In Memory

Fausto Annoni - Class Of 1968

Fausto Annoni

We heard from Fausto's daughter, Lauren Lattin, that he passed away in Germany August 28, 2008 due to cancer.  Her tribute follows:


My Dad, Fausto Annoni

             I was just 2 years old when I first met the person who would save my life…
                I remember standing in the middle of a dimly lit apartment, surrounded by a bunch of big black garbage bags full of clothes and looking up at Fausto and knowing somewhere in my little heart that he was going to be a very important person in my life. I walked about 10 ft. across the grey carpeted living room to where he stood and looked up at him and asked him a question that changed my life forever.

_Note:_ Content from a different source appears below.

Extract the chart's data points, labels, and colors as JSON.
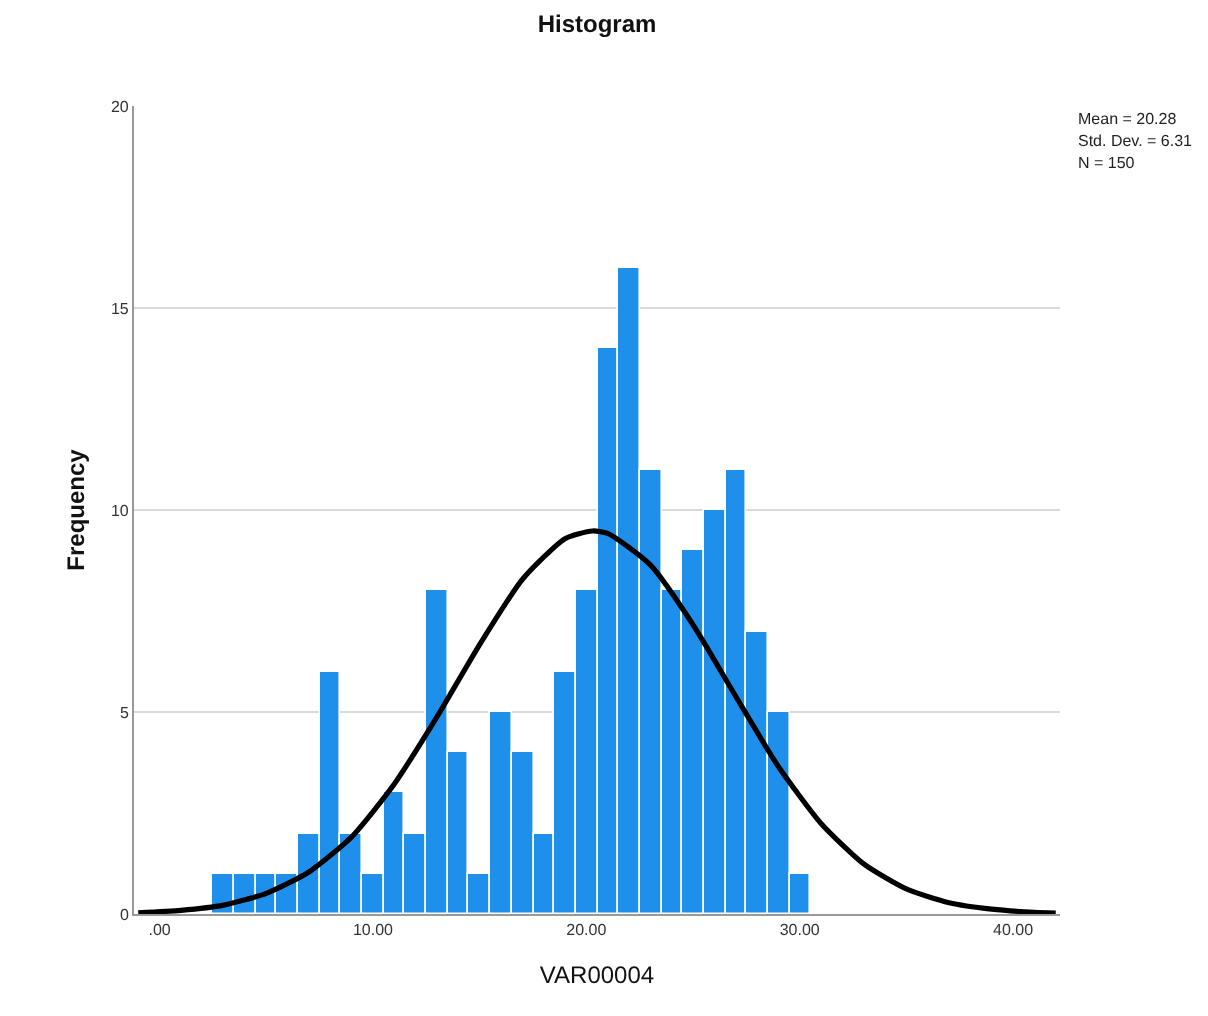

It still amazes me to this day that all it took was to simply just ask him to be my Dad and from then on, he was the best Father I could have ever asked for.
                Fausto was so many things; he was a teacher, an inventor, a linguist (he spoke 9 languages), a philosopher, an engineer, a designer ….I could write a paper on just the different brilliant things he was alone, but because I knew him best as a father, I want to show you who he was through my eyes.
                My Dad was honestly the most kind-hearted person I have ever met in my life, the type of person who would blame the table for hitting me when I accidentally walked into it as a little girl. When my favorite color would change (which was very often) he would always bring me fresh flowers that were “the color of the moment”, always filling up my room with little trinkets that were my favorite color up until the point when I became a cranky teenager and didn’t think it was “cool” anymore.
                One of my favorite memories I have of him is when I turned 14. For my Birthday he and my Mom surprised me by taking me to Paris for a two week vacation/learning experience. To him, traveling was always a learning experience. It didn’t matter if we were all just sitting around a campfire staring at each other or going to the Louvre and seeing the Mona Lisa. No matter where I was, as long as I was with him, I was constantly learning and absorbing all the amazing gifts life has to show. He said the secret was to just make sure you keep your eyes open and you will eventually see everything in life you want to. He was also quite the prankster! While we were in Paris he took me to have my hair done but knew that because my Mom is a hair stylist that she would be slightly perturbed that someone else had cut my hair, so we decided to have some fun and told her that the new look was to have half your head blue and the other half red while glamorously shaved into a Mohawk. I think I might technically still be grounded right now.
                I guess the most important thing for me to say about him, is probably the one thing people strive for their whole lives and that is unconditional love. I have always had close relationships with my Mom, my biological Father and Fausto (my Dad), but the best lesson he ever taught me was one of unconditional love. There hasn’t been one day in my entire life since that day when I was 2 that I haven’t felt so incredibly loved.  And not only from a person who had the obligation of being a parent since birth, but someone who chose to take on that amazing responsibility simply because they were asked.
                The way I see it, is he used the rest of his life to give me one of my own. I am eternally grateful and honored that I had him as my Dad for the first part of my life, and the last part of his.